A white-haired head passed the window; a rattle, and the back door opened to reveal her Uncle Vorthys, Nikki in tow. The Professor stuck his head inside, and whispered dramatically, "Are they gone? Is it safe to come back?"

"All clear," reported his wife, and he lumbered into the kitchen.

He was burdened with a large bag, which he dumped on the table. It proved to contain replacements, several times over, for the pastries that had been consumed earlier.

"Do you think we have enough now?" the Professora inquired dryly.

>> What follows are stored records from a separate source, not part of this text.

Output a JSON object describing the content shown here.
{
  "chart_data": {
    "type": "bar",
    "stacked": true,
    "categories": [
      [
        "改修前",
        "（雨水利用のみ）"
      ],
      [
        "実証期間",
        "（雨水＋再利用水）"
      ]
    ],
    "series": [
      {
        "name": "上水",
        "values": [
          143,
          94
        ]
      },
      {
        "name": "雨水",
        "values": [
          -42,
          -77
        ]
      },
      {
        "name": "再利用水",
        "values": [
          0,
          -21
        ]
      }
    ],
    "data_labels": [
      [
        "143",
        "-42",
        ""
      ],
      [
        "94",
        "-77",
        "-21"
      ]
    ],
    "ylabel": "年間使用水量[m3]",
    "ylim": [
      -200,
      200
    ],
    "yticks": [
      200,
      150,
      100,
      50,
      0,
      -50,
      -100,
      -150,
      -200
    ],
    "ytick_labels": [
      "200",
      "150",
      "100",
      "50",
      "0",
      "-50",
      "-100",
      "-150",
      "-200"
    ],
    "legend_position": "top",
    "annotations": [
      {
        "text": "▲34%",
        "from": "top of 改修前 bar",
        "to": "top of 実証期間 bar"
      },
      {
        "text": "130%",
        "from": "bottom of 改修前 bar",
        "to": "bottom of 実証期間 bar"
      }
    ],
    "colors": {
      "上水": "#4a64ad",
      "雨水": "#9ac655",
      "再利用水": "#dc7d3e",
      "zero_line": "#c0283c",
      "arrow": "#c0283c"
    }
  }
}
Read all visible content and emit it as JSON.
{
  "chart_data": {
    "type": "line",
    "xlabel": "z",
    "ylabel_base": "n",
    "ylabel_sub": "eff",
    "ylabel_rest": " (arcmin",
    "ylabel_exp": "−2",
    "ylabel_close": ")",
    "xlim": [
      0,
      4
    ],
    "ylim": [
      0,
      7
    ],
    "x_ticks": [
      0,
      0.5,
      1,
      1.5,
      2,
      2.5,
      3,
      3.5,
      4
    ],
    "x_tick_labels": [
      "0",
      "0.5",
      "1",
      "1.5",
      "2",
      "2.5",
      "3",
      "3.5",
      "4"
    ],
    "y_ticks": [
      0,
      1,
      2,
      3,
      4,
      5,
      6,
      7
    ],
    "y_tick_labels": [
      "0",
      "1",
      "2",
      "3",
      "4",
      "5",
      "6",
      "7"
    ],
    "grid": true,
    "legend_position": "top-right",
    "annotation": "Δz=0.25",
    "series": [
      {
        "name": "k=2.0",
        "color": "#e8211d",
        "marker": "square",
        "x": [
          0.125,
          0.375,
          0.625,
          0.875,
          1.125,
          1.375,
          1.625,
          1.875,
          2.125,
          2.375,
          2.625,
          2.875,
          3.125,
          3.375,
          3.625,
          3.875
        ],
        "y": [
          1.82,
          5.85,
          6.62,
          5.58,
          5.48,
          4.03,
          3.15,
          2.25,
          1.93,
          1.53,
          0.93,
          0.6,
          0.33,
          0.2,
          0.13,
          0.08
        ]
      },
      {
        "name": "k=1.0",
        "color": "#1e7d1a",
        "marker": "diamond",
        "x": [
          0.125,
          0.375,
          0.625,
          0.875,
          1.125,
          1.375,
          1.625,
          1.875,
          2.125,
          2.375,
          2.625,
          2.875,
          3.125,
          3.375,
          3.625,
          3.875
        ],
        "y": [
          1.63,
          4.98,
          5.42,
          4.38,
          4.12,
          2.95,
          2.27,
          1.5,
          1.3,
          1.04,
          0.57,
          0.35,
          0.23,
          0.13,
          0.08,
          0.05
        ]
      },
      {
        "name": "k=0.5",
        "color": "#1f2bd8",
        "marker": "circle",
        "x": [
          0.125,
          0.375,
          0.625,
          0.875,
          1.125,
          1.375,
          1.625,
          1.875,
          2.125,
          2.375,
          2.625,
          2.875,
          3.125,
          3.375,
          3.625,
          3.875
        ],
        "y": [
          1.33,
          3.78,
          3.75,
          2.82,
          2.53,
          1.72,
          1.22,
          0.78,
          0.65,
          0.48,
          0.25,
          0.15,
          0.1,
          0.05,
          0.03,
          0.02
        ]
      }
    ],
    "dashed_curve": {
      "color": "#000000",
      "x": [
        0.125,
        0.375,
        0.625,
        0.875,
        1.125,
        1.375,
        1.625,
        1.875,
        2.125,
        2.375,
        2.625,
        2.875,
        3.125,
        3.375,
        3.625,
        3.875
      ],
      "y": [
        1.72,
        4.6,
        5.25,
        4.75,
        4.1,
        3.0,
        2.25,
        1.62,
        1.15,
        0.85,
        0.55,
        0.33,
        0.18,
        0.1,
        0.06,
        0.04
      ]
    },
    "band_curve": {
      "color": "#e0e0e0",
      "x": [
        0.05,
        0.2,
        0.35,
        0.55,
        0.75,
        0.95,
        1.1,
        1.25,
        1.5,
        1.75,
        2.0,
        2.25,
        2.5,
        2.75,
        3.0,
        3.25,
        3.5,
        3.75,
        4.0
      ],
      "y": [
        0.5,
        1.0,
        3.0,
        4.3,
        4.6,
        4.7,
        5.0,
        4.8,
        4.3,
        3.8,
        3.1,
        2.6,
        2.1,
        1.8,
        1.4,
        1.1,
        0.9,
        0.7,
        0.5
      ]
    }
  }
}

"No artificial shortages," declaimed her husband. "I remember when the girls were going through that phase. Up to our elbows in young men at all hours, and not a crumb left in the house at the end of the day. I never understood your generous strategy." He explained aside to Ekaterin, "I wanted to cut their numbers by offering them spotty vegetables, and chores. The ones who came back after that , we would know were serious. Eh, Nikki? But for some reason, the women wouldn't let me."

"Feel free to offer them all the rotten vegetables and chores you can think of," Ekaterin told him. Alternately, we could lock the doors and pretend no one is home. . . . She sat down glumly beside her aunt, and helped herself to a pastry. "Did you and Nikki get your share, finally?"

"We had coffee and cookies and milk at the bakery," her uncle assured her.

Nikki licked his lips happily, and nodded confirmation. "Uncle Vorthys says all those fellows want to marry you," he added in apparent disbelief. "Is that really true?"